Patterning of visible/infrared dual-band microstrip filter arrays for multispectral imaging application

• Published in: Journal of micromechanics and microengineering Vol. 19; no. 8; pp. 085004 - 085004 (8)
• Main Authors: Lai, Jian-Jun, Liang, Hua-Feng, Zhou, Zhi-Ping, Fang, Guo-Jia, Li, Li
• Format: Journal Article
• Language: English
• Published: Bristol IOP Publishing 01.08.2009; Institute of Physics
• Subjects: Applied sciences; Electronics; Exact sciences and technology; Instruments, apparatus, components and techniques common to several branches of physics and astronomy; Mechanical engineering. Machine design; Mechanical instruments, equipment and techniques; Microelectronic fabrication (materials and surfaces technology); Micromechanical devices and systems; Physics; Precision engineering, watch making; Semiconductor electronics. Microelectronics. Optoelectronics.

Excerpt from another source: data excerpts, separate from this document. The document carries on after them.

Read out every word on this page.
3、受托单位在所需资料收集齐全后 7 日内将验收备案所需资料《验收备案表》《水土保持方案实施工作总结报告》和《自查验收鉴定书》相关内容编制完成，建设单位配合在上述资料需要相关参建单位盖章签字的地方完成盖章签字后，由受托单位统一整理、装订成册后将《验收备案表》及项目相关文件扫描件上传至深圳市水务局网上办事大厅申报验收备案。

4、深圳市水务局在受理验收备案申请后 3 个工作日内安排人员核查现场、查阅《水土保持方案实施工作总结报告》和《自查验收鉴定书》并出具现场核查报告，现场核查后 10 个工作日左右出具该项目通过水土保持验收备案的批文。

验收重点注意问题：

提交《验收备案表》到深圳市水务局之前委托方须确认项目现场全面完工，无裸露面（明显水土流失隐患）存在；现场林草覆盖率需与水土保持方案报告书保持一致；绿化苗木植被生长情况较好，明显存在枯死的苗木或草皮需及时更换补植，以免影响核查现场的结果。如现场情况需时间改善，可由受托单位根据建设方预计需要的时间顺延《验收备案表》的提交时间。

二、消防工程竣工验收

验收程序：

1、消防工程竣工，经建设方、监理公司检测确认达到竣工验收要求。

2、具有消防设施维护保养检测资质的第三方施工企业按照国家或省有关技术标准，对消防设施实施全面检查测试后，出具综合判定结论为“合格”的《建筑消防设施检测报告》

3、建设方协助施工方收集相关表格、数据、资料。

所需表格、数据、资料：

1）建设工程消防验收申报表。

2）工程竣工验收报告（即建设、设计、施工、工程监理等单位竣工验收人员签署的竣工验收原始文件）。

Solid state devices; Infrared thermography; Patterning; Thick film device; Ion beam sputtering; Measurement sensor; Thermomechanical properties; High temperature; Optical measurement; Lift off; Sapphire; Germanium; Zinc oxide; Passband; Double layers; Bilayers
• ISSN: 0960-1317; 1361-6439
• DOI: 10.1088/0960-1317/19/8/085004

Visible/infrared dual-band microstrip filter arrays have been developed to be integrated with 512 X 512 PtSi CCD imaging sensor chips for multispectral imaging when it operates in the front-illumination mode. A high visible transmittance and high infrared reflectance ZAO (ZnO:Al) based coating for visible passband and an interference absorbing filter film for a mid-infrared passband have been designed and deposited on sapphire substrates. An effective double-layer lift-off technique that is compatible with high temperature deposition has been developed to create thick microstrip infrared film. The infrared passband film using germanium and yttrium fluoride as high and low refractive indices materials have been deposited by ion-beam-assisted electron beam evaporation. Tested optical performance results reveal that the visible and near-infrared transmittance of the infrared passband film is very low, which makes it ideal for mid-infrared imaging. Environmental durability testing shows that the microstrip arrays have good mechanical and thermal performances for practical applications.